La banque populaire Rives de Paris, demande à la cour, par ses dernières conclusions transmises par RPVA le 15 novembre 2022, au visa des dispositions des articles L. 511-33 alinéa 1er du code monétaire et financier et des articles 4, 53, 54 et 143 du code de procédure civile, de :
- Déclarer le syndicat des copropriétaires mal fondé en son appel, l'en débouter.

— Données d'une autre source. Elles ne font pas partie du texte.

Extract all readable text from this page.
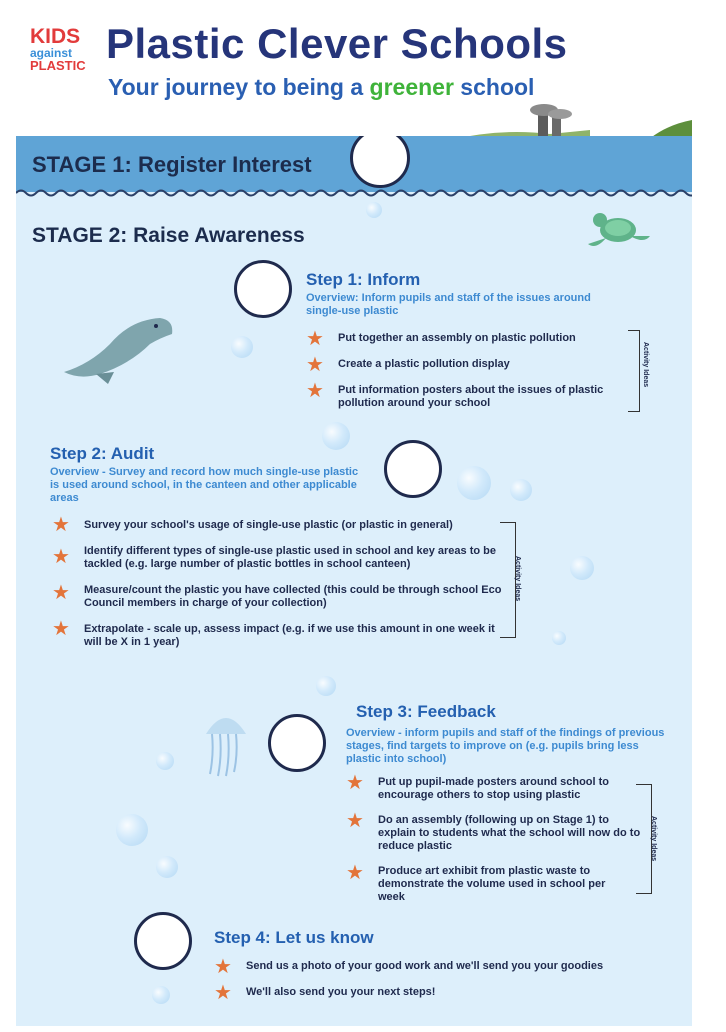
KIDS
against
PLASTIC Plastic Clever Schools
Your journey to being a greener school
STAGE 1: Register Interest
STAGE 2: Raise Awareness
Step 1: Inform
Overview: Inform pupils and staff of the issues around single-use plastic
★ Put together an assembly on plastic pollution
★ Create a plastic pollution display
★ Put information posters about the issues of plastic pollution around your school
Activity Ideas
Step 2: Audit
Overview - Survey and record how much single-use plastic is used around school, in the canteen and other applicable areas
★ Survey your school's usage of single-use plastic (or plastic in general)
★ Identify different types of single-use plastic used in school and key areas to be tackled (e.g. large number of plastic bottles in school canteen)
★ Measure/count the plastic you have collected (this could be through school Eco Council members in charge of your collection)
★ Extrapolate - scale up, assess impact (e.g. if we use this amount in one week it will be X in 1 year)
Activity Ideas
Step 3: Feedback
Overview - inform pupils and staff of the findings of previous stages, find targets to improve on (e.g. pupils bring less plastic into school)
★ Put up pupil-made posters around school to encourage others to stop using plastic
★ Do an assembly (following up on Stage 1) to explain to students what the school will now do to reduce plastic
★ Produce art exhibit from plastic waste to demonstrate the volume used in school per week
Activity Ideas
Step 4: Let us know
★ Send us a photo of your good work and we'll send you your goodies
★ We'll also send you your next steps!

- Déclarer la Banque Populaire Rives de Paris recevable et bien fondée en son appel incident,
- Infirmer l'ordonnance du 13 septembre 2022 en ce qu'elle a :
* Rejeté l'exception de nullité de l'assignation,
* Dit que l'expert aura pour mission de donner tous éléments permettant éventuellement à la juridiction de déterminer si les opérations effectuées par la société 3L Partners devenue Belgrand Immobilier sur les comptes bancaires ouverts auprès de la Banque populaire Rives de Paris présentent une anomalie apparente ;
Statuant à nouveau,
A titre principal,
- Prononcer la nullité de l'assignation délivrée les 9 et 11 juin 2021 à la Banque Populaire Rive de Paris,
Subsidiairement
- Supprimer de la mission de l'expert la disposition suivante : « donner tous éléments permettant éventuellement à la juridiction de déterminer si les opérations effectuées par la société 3L Partners devenue Belgrand immobilier sur les comptes bancaires ouverts auprès de la Banque populaire rives de Paris présentent une anomalie apparente »,
En tout état de cause,
- Débouter le syndicat des copropriétaires de l'intégralité de ses demandes formulées à l'encontre de la Banque Populaire Rives de Paris,
- Condamner le syndicat des copropriétaires à verser à la Banque Populaire Rives de Paris la somme de 3.000 euros au titre de l'article 700 du code de procédure civile,
- Condamner le syndicat des copropriétaires à supporter les entiers dépens de l'instance dont le montant sera recouvré par Maître Mélina Pedroletti, avocat, conformément aux dispositions de l'article 699 du code de procédure civile.
La société Belgrand Immobilier, représentée par la Selarl Axyme en la personne de Me [I] [Z], es-qualité de mandataire liquidateur, n'a pas constitué avocat. Par acte d'huissier de justice délivré le 18 octobre 2022, la déclaration d'appel et les conclusions d'appel lui ont été signifiées par acte remis à personne se disant habilitée à recevoir l'acte au nom de la personne morale. L'arrêt sera réputé contradictoire.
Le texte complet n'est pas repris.